De um lado, o Bitcoin Core, que considera que esses usos, embora discutíveis, não podem ser proibidos sem comprometer a neutralidade do protocolo. Por outro, o Bitcoin Knots, liderado por Luke Dashjr, que defende a sua censura para preservar a utilização estritamente monetária da blockchain.
Embora uma primeira proposta de fork do campo Knots não tenha conseguido angariar apoio suficiente, estes voltam à carga com uma nova proposta: o BIP-110.

BIP-110
Este BIP-110, também denominado «Reduced Data Temporary Softfork», é uma proposta de melhoria do protocolo Bitcoin que visa limitar temporariamente o tamanho dos dados não monetários incluídos nas transações. Introduz, assim, um soft fork com a duração de um ano, cujo objetivo é recentrar o Bitcoin na sua função principal de moeda descentralizada e que funciona em par a par.
Concretamente, o BIP-110 adiciona regras de validação mais rigorosas durante 1 ano. Por exemplo, reintroduz um limite de 34 bytes para o tamanho dos scripts de saída das transações (exceto para OP_RETURN, que pode atingir 83 bytes), os dados adicionados às transações através do opcode PUSHDATA ou nas assinaturas Taproot são limitados a 256 bytes, e certas versões de scripts não padronizados tornam-se inválidas.
O objetivo deste novo BIP é, portanto, reduzir a publicação de transações consideradas por alguns como «spam», frequentemente associadas a tokens não fungíveis (NFT) ou memecoins.

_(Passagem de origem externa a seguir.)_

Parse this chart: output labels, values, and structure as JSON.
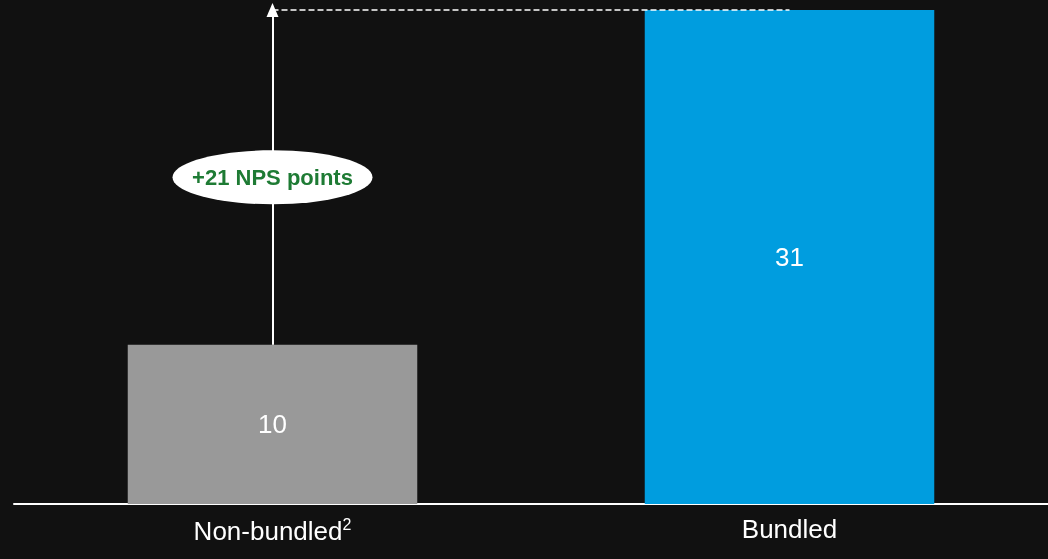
{
  "chart_data": {
    "type": "bar",
    "categories": [
      "Non-bundled$^{2}$",
      "Bundled"
    ],
    "values": [
      10,
      31
    ],
    "colors": [
      "#999999",
      "#009ddf"
    ],
    "data_labels": true,
    "annotations": [
      "+21 NPS points"
    ]
  }
}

No entanto, embora as motivações por trás deste BIP sejam louváveis, a sua adoção constituiria essencialmente um retrocesso em relação a limites anteriormente removidos pelo Bitcoin Core. O Bitcoin Knots não propõe, nesta fase, nenhuma solução sustentável e verdadeiramente eficaz para impedir o registo de dados arbitrários na cadeia de blocos, supondo que tal objetivo seja tecnicamente alcançável.

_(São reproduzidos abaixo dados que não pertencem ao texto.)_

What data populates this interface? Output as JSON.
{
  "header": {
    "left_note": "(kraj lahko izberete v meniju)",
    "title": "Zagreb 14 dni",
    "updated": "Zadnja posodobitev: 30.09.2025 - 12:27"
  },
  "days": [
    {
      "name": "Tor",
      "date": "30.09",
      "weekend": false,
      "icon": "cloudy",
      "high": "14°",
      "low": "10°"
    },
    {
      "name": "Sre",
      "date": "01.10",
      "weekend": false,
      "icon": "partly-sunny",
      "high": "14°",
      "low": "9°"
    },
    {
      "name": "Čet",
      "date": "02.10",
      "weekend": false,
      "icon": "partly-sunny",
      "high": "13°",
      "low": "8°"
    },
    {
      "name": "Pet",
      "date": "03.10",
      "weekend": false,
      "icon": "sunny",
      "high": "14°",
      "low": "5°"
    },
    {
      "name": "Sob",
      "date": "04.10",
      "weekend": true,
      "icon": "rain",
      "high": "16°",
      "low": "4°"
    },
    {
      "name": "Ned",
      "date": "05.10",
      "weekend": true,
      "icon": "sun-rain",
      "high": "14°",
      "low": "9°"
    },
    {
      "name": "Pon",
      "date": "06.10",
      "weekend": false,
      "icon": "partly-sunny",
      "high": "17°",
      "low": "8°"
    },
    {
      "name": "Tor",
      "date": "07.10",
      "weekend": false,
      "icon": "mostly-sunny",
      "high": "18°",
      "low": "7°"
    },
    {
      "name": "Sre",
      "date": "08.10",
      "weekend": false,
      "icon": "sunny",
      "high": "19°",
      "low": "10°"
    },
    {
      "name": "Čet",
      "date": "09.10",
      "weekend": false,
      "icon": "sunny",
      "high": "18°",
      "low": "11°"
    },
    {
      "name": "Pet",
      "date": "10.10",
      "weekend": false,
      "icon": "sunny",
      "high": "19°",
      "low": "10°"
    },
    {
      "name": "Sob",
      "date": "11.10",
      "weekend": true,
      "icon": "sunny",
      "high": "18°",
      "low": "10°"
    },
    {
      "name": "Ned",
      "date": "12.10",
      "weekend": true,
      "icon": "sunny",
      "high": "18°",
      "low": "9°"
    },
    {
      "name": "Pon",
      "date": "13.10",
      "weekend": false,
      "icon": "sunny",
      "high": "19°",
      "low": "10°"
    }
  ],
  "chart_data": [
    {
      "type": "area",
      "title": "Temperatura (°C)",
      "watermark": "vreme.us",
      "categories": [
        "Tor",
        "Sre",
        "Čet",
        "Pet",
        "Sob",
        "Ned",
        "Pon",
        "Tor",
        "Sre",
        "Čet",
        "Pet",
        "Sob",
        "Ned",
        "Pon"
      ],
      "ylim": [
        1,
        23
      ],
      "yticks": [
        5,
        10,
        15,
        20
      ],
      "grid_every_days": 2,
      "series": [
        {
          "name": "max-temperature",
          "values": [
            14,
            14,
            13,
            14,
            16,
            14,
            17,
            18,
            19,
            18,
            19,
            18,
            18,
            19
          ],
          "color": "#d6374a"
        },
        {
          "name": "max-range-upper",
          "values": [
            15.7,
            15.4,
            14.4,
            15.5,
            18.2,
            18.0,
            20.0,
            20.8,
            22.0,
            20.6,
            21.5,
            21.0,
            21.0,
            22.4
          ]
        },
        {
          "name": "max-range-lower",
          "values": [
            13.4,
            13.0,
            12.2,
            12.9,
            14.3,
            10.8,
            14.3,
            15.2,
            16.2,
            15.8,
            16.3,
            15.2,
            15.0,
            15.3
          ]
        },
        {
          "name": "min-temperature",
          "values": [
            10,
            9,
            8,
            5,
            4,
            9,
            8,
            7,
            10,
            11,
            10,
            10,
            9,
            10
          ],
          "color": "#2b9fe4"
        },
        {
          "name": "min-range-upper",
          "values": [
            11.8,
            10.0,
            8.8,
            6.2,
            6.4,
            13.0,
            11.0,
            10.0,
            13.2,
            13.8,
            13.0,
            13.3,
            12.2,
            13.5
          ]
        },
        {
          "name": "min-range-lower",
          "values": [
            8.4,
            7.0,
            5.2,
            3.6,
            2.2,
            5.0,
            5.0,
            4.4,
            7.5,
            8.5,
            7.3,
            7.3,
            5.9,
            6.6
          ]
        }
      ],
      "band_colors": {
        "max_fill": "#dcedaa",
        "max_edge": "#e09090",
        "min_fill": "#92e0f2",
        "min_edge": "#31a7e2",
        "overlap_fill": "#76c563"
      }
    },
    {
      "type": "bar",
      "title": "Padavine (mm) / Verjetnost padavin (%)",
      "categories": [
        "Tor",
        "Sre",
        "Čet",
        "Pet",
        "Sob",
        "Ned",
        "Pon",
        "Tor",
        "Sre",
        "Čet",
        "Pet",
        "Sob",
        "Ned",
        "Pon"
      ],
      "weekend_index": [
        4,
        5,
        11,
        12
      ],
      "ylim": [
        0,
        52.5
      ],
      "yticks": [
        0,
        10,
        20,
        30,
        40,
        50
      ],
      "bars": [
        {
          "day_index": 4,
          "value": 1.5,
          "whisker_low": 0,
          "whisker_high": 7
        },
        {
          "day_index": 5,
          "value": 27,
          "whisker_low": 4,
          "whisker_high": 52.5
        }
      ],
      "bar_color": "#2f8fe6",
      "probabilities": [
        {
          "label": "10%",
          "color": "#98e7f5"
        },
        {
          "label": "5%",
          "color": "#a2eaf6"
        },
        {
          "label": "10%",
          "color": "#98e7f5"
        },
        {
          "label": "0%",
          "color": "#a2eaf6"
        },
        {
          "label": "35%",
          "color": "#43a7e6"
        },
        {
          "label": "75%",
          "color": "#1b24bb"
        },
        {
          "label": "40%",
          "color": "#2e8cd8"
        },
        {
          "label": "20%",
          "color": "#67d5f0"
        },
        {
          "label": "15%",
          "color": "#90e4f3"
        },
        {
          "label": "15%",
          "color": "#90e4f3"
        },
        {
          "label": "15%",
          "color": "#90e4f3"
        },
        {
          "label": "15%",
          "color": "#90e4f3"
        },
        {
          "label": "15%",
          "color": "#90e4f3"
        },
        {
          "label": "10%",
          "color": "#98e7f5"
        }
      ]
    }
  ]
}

Um BIP que arrisca uma cisão da blockchain Bitcoin
Mesmo entre os programadores do Bitcoin Core, muitos consideram que a gravação de dados não monetários «polui» a blockchain.
No entanto, a sua abordagem pretende ser mais pragmática: reconhecem que esses dados já estavam registados há muito tempo, frequentemente através de métodos ainda mais prejudiciais para a rede, como os Stamps ou as transações não padronizadas confirmadas diretamente pelos mineradores, contornando assim os filtros dos nós.

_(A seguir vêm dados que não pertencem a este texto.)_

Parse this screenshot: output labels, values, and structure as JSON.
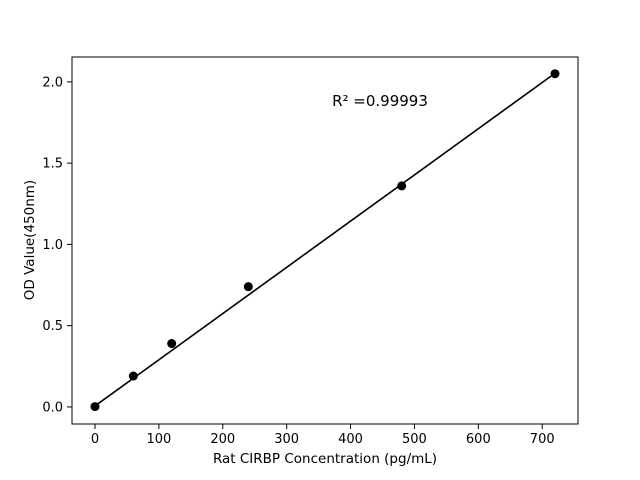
{
  "chart_data": {
    "type": "scatter",
    "title": "",
    "xlabel": "Rat CIRBP Concentration (pg/mL)",
    "ylabel": "OD Value(450nm)",
    "x": [
      0,
      60,
      120,
      240,
      480,
      720
    ],
    "y": [
      0.002,
      0.19,
      0.39,
      0.74,
      1.36,
      2.05
    ],
    "xlim": [
      -36,
      756
    ],
    "ylim": [
      -0.105,
      2.153
    ],
    "xticks": [
      0,
      100,
      200,
      300,
      400,
      500,
      600,
      700
    ],
    "xtick_labels": [
      "0",
      "100",
      "200",
      "300",
      "400",
      "500",
      "600",
      "700"
    ],
    "yticks": [
      0.0,
      0.5,
      1.0,
      1.5,
      2.0
    ],
    "ytick_labels": [
      "0.0",
      "0.5",
      "1.0",
      "1.5",
      "2.0"
    ],
    "fit_line": {
      "x_start": 0,
      "x_end": 720,
      "slope": 0.002843,
      "intercept": 0.006
    },
    "annotation": {
      "text": "R² =0.99993",
      "x": 370,
      "y": 1.85
    },
    "marker_color": "#000000",
    "line_color": "#000000",
    "axis_color": "#000000",
    "background": "#ffffff",
    "grid": false,
    "legend": null
  }
}
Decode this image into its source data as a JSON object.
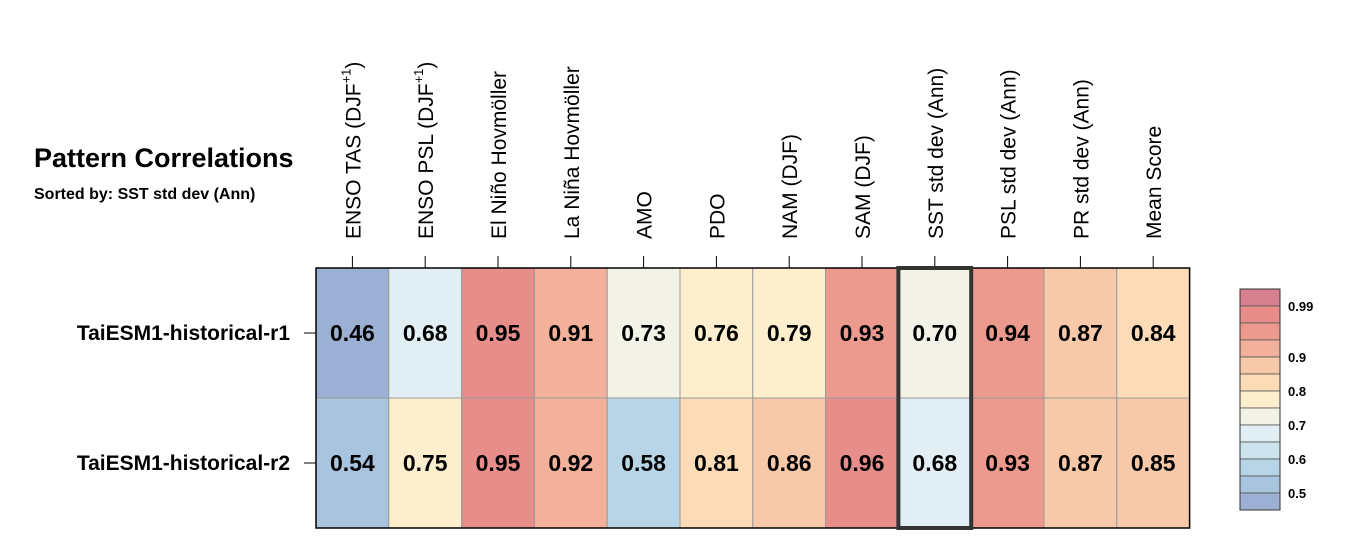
{
  "chart_data": {
    "type": "heatmap",
    "title": "Pattern Correlations",
    "subtitle": "Sorted by: SST std dev (Ann)",
    "columns": [
      {
        "label": "ENSO TAS (DJF",
        "sup": "+1",
        "suffix": ")"
      },
      {
        "label": "ENSO PSL (DJF",
        "sup": "+1",
        "suffix": ")"
      },
      {
        "label": "El Niño Hovmöller"
      },
      {
        "label": "La Niña Hovmöller"
      },
      {
        "label": "AMO"
      },
      {
        "label": "PDO"
      },
      {
        "label": "NAM (DJF)"
      },
      {
        "label": "SAM (DJF)"
      },
      {
        "label": "SST std dev (Ann)"
      },
      {
        "label": "PSL std dev (Ann)"
      },
      {
        "label": "PR std dev (Ann)"
      },
      {
        "label": "Mean Score"
      }
    ],
    "rows": [
      "TaiESM1-historical-r1",
      "TaiESM1-historical-r2"
    ],
    "values": [
      [
        "0.46",
        "0.68",
        "0.95",
        "0.91",
        "0.73",
        "0.76",
        "0.79",
        "0.93",
        "0.70",
        "0.94",
        "0.87",
        "0.84"
      ],
      [
        "0.54",
        "0.75",
        "0.95",
        "0.92",
        "0.58",
        "0.81",
        "0.86",
        "0.96",
        "0.68",
        "0.93",
        "0.87",
        "0.85"
      ]
    ],
    "highlighted_column": 8,
    "colorbar": {
      "bins": [
        {
          "lo": null,
          "hi": 0.5,
          "color": "#9cb0d3"
        },
        {
          "lo": 0.5,
          "hi": 0.55,
          "color": "#a8c4de"
        },
        {
          "lo": 0.55,
          "hi": 0.6,
          "color": "#b7d5e7"
        },
        {
          "lo": 0.6,
          "hi": 0.65,
          "color": "#cde4ef"
        },
        {
          "lo": 0.65,
          "hi": 0.7,
          "color": "#e1eff4"
        },
        {
          "lo": 0.7,
          "hi": 0.75,
          "color": "#f2f2e7"
        },
        {
          "lo": 0.75,
          "hi": 0.8,
          "color": "#fdefcd"
        },
        {
          "lo": 0.8,
          "hi": 0.85,
          "color": "#fbdcb7"
        },
        {
          "lo": 0.85,
          "hi": 0.9,
          "color": "#f8c9a8"
        },
        {
          "lo": 0.9,
          "hi": 0.925,
          "color": "#f3b19c"
        },
        {
          "lo": 0.925,
          "hi": 0.95,
          "color": "#ec9a8e"
        },
        {
          "lo": 0.95,
          "hi": 0.99,
          "color": "#e78e8b"
        },
        {
          "lo": 0.99,
          "hi": null,
          "color": "#d7808f"
        }
      ],
      "tick_labels": [
        "0.5",
        "0.6",
        "0.7",
        "0.8",
        "0.9",
        "0.99"
      ]
    }
  }
}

O BIP-110 pode ser ativado de duas formas.
A primeira passa pela ativação pelos mineradores (Miner Activated Soft Fork ou MASF) antes de 1 de setembro de 2026, caso 55% dos blocos de um período de 2016 blocos manifestem o seu apoio.
A segunda poderá ocorrer caso a primeira falhe; baseia-se num User Activated Soft Fork (UASF), tal como aconteceu durante a «guerra do tamanho dos blocos» de 2017, em que os nós impõem eles próprios as novas regras, recusando os blocos que não as respeitem.
Atualmente, apenas 2,4% dos nós da rede ativaram o BIP-110.

Distribuição dos softwares Bitcoin utilizados na rede
O principal risco, caso o BIP-110 seja ativado através de um UASF, reside neste limiar reduzido para 55%: poderá provocar uma dessincronização dos nós se nenhum mineiro o apoiar, ou mesmo causar um hard fork se os mineiros o apoiarem, excluindo da cadeia principal a minoria de 45%.